Whether you like them or not, cookies appear in your browser unless you disable cookie tracking. Some Internet users filter their unwanted cookies while other Web surfers delete them completely. You also have the ability to edit the values stored in a cookie using browsers that support cookie deletion or third-party add-ons.

  1. Browser Cookies

    • Cookies are nothing more than text strings residing in a file on your hard drive. If a website wishes to store information about your visit, it creates a cookie containing that information and stores it in your browser's cookie file. Different browsers store these files in different locations. They are usually in a browser settings folder located in your user profile directory. This ensures that other computer users cannot find that file and view or update it.

    Editing Cookies

    • There is no limit to the type of data a website might store in a cookie. Login cookies, for example, help you log in to sites automatically by storing your ID and password in a cookie on your hard drive. Sites also often store session ID data that help Web servers remember your Internet session ID. If you would like to change any of this cookie information, you can simply find your cookie file, open it in Notepad and edit it. A faster way to do this is to use a cookie editor.

    Cookie Editors

    • Web browsers allow you to delete cookies, and some, such as Opera, allow you to edit them. To use Opera's cookie editor, press "Ctrl" and "F12," and then click "Manage Cookies" to view your cookies. Selecting a cookie and clicking "Edit" displays the editor. Other browsers, such as Firefox, provide third-party add-ons that help you change cookie values quickly. The Firefox Add N Edit Cookies add-on, for example, lets you edit cookie values and session data. If you use Google Chrome, the Edit This Cookie extension helps you edit and block cookies.

    Interesting Facts

    • Even though websites put cookies on your hard drive, they cannot delete them. Sites can only edit cookies, just as you might, using a cookie editor or word processor. Websites, can, however, make cookies expire by changing their expiration dates.
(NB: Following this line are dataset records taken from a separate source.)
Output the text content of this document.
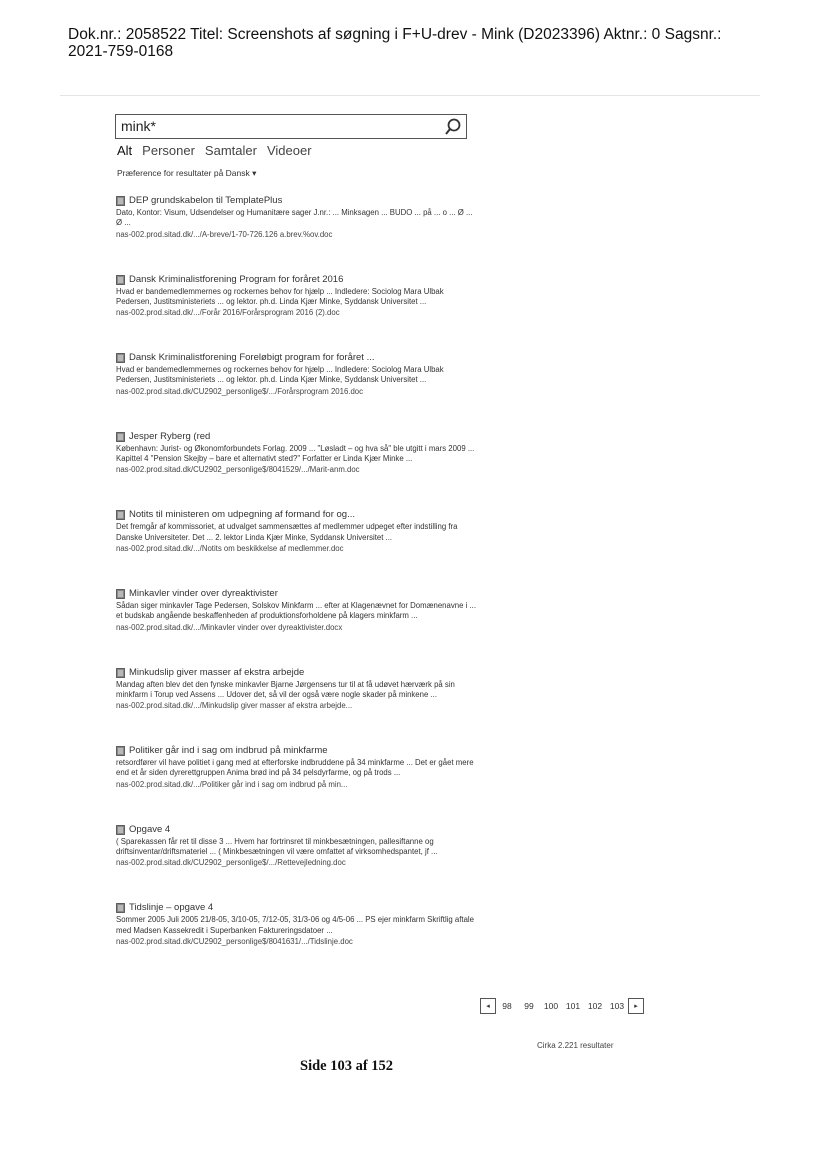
Dok.nr.: 2058522 Titel: Screenshots af søgning i F+U-drev - Mink (D2023396) Aktnr.: 0 Sagsnr.:
2021-759-0168
mink*
Alt Personer Samtaler Videoer
Præference for resultater på Dansk ▾
DEP grundskabelon til TemplatePlus
Dato, Kontor: Visum, Udsendelser og Humanitære sager J.nr.: ... Minksagen ... BUDO ... på ... o ... Ø ... Ø ...
nas-002.prod.sitad.dk/.../A-breve/1-70-726.126 a.brev.%ov.doc
Dansk Kriminalistforening Program for foråret 2016
Hvad er bandemedlemmernes og rockernes behov for hjælp ... Indledere: Sociolog Mara Ulbak Pedersen, Justitsministeriets ... og lektor. ph.d. Linda Kjær Minke, Syddansk Universitet ...
nas-002.prod.sitad.dk/.../Forår 2016/Forårsprogram 2016 (2).doc
Dansk Kriminalistforening Foreløbigt program for foråret ...
Hvad er bandemedlemmernes og rockernes behov for hjælp ... Indledere: Sociolog Mara Ulbak Pedersen, Justitsministeriets ... og lektor. ph.d. Linda Kjær Minke, Syddansk Universitet ...
nas-002.prod.sitad.dk/CU2902_personlige$/.../Forårsprogram 2016.doc
Jesper Ryberg (red
København: Jurist- og Økonomforbundets Forlag. 2009 ... "Løsladt – og hva så" ble utgitt i mars 2009 ... Kapittel 4 "Pension Skejby – bare et alternativt sted?" Forfatter er Linda Kjær Minke ...
nas-002.prod.sitad.dk/CU2902_personlige$/8041529/.../Marit-anm.doc
Notits til ministeren om udpegning af formand for og...
Det fremgår af kommissoriet, at udvalget sammensættes af medlemmer udpeget efter indstilling fra Danske Universiteter. Det ... 2. lektor Linda Kjær Minke, Syddansk Universitet ...
nas-002.prod.sitad.dk/.../Notits om beskikkelse af medlemmer.doc
Minkavler vinder over dyreaktivister
Sådan siger minkavler Tage Pedersen, Solskov Minkfarm ... efter at Klagenævnet for Domænenavne i ... et budskab angående beskaffenheden af produktionsforholdene på klagers minkfarm ...
nas-002.prod.sitad.dk/.../Minkavler vinder over dyreaktivister.docx
Minkudslip giver masser af ekstra arbejde
Mandag aften blev det den fynske minkavler Bjarne Jørgensens tur til at få udøvet hærværk på sin minkfarm i Torup ved Assens ... Udover det, så vil der også være nogle skader på minkene ...
nas-002.prod.sitad.dk/.../Minkudslip giver masser af ekstra arbejde...
Politiker går ind i sag om indbrud på minkfarme
retsordfører vil have politiet i gang med at efterforske indbruddene på 34 minkfarme ... Det er gået mere end et år siden dyrerettgruppen Anima brød ind på 34 pelsdyrfarme, og på trods ...
nas-002.prod.sitad.dk/.../Politiker går ind i sag om indbrud på min...
Opgave 4
( Sparekassen får ret til disse 3 ... Hvem har fortrinsret til minkbesætningen, pallesiftanne og driftsinventar/driftsmateriel ... ( Minkbesætningen vil være omfattet af virksomhedspantet, jf ...
nas-002.prod.sitad.dk/CU2902_personlige$/.../Rettevejledning.doc
Tidslinje – opgave 4
Sommer 2005 Juli 2005 21/8-05, 3/10-05, 7/12-05, 31/3-06 og 4/5-06 ... PS ejer minkfarm Skriftlig aftale med Madsen Kassekredit i Superbanken Faktureringsdatoer ...
nas-002.prod.sitad.dk/CU2902_personlige$/8041631/.../Tidslinje.doc
◂	98	99	100 101 102 103	▸
Cirka 2.221 resultater
Side 103 af 152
      Your Adobe Flash player does not store its cookies where you might think they would be. Flash has its own cookie file that does not disappear when you use your browser's delete function. You can delete these cookies by visiting Adobe's Flash Player Help site.

      When editing some cookies, such as those that store passwords, you may see scrambled data in one or more cookie fields. You can still edit the data, but unless you know what it means, you may want to update other fields you understand instead.